Punto cubano, un tesoro para el mundo

Alain Valdés Sierra* _________________

La Habana (PL).-  La Unesco reconoció una vez más la riqueza y diversidad musical cubana al declarar como Patrimonio cultural inmaterial de la humanidad al Punto cubano, expresión cuyos orígenes se remontan a los años de la colonización española.

El amplio diapasón de géneros musicales de la mayor de las Antillas tiene dos componentes fundamentales en su génesis, los de origen africano y los heredados de la cultura española, del que nace el punto.

Definido, entre otros elementos, por el entorno rural en que se desarrolló, aunque ya tiene una importante presencia en escenarios urbanos, el punto cubano llega a la isla como parte de las tradiciones musicales de los canarios, sometiéndose a un constante proceso evolutivo para llegar a ser el que escuchamos hoy.

El contenido de las canciones y la forma de cantarlas hicieron de esta expresión una música nacional, que alcanzó su apogeo ya entrado el siglo XIX y ha seguido desde entonces ampliando y profundizando su presencia en el acervo cultural de generaciones de cubanos.

La parte instrumental cuajó con el agrego de algunos timbres africanos, puntualmente en la percusión, completándose así un set de instrumentos formado por guitarra, laúd, tres, claves, güiro, cencerro, y otros que apuntalan un sonoridad muy rica en matices.

El guateque es la fiesta campesina por excelencia, y el punto el eje gravitacional en torno al que gira toda la celebración, centrada en la décima como herramienta fundamental de los cantantes.

Alcanza su máximo esplendor entrado el siglo XX, cuando la radio y el naciente negocio de la grabación de discos ve en el género la materia prima para, la primera, elevar la audiencia, y el segundo generar ganancias.

Es así que surge un grupo de estrellas de la música campesina que ocuparía lugares estelares en las programaciones de todas las emisoras de la isla, y en los stands de los sellos discográficos de la época.

Los más populares exponentes de ese universo musical fueron adorados como dioses, no solo en las áreas rurales, sino también en las urbanas y fuera de Cuba.

Marcaron época y formas de hacer el antológico dúo formado por Celina González y Reutilio Domínguez, Radeunda Lima, Chanito Isidrón y el mismísimo Jesús Orta Ruiz “El indio Naborí”.

Celina fue la reina por antonomasia, una artista cuya obra es de obligado estudio para entender la complejidad de la música cubana desde la vertiente campesina.

A su voz e ingenio se deben canciones como Yo soy el punto cubano y ÂíQue viva Shangó!, verdaderos himnos de cubanía que la entronaron como la voz más emblemática de la música campesina.
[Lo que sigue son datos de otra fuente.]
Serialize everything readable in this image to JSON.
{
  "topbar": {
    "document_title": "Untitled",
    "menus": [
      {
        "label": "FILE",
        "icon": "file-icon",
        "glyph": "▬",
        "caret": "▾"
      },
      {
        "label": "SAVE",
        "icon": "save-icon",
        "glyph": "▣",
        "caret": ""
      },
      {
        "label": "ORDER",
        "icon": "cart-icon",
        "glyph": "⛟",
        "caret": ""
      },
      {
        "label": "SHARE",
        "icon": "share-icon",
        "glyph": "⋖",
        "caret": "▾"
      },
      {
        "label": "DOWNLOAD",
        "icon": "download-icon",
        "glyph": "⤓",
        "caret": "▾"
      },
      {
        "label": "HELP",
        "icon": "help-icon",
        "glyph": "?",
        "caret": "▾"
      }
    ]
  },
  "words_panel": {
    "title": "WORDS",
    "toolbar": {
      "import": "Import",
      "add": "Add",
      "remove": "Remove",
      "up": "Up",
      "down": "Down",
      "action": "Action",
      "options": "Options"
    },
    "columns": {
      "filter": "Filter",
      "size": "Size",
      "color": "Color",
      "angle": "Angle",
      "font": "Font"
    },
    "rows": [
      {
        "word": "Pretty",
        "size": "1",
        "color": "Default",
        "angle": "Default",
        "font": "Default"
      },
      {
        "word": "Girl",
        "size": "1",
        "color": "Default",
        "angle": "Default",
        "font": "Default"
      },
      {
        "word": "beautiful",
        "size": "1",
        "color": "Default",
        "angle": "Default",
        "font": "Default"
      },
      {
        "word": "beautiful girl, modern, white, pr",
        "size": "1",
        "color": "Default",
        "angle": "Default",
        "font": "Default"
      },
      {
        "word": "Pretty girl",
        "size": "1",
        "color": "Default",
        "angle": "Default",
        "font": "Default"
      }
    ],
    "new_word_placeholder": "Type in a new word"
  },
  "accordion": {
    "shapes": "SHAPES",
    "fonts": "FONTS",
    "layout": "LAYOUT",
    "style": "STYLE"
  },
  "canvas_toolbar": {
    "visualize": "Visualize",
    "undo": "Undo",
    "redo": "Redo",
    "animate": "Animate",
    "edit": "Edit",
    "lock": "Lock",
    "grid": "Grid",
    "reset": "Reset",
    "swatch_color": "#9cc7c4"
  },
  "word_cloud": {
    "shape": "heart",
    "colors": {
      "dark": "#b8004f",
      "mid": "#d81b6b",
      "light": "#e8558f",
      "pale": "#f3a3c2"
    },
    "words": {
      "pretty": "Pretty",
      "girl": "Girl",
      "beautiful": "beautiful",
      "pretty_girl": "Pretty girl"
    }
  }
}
Radeunda fue una artista que contribuyó sobremanera a la salida del punto de los ambientes rurales para popularizarlos en las ciudades y convertirlos en fenómenos de masas, legado palpable en sus exitosas canciones Belleza del campo, Mi desafío al sinsonte y La reina del monte.

Si bien esas fueron las grandes estrellas del inicio de la música campesina y sus diferentes expresiones, incluido el punto cubano, como fenómeno cultural masivo, la tradición fue ampliando el número de exponentes de primera línea.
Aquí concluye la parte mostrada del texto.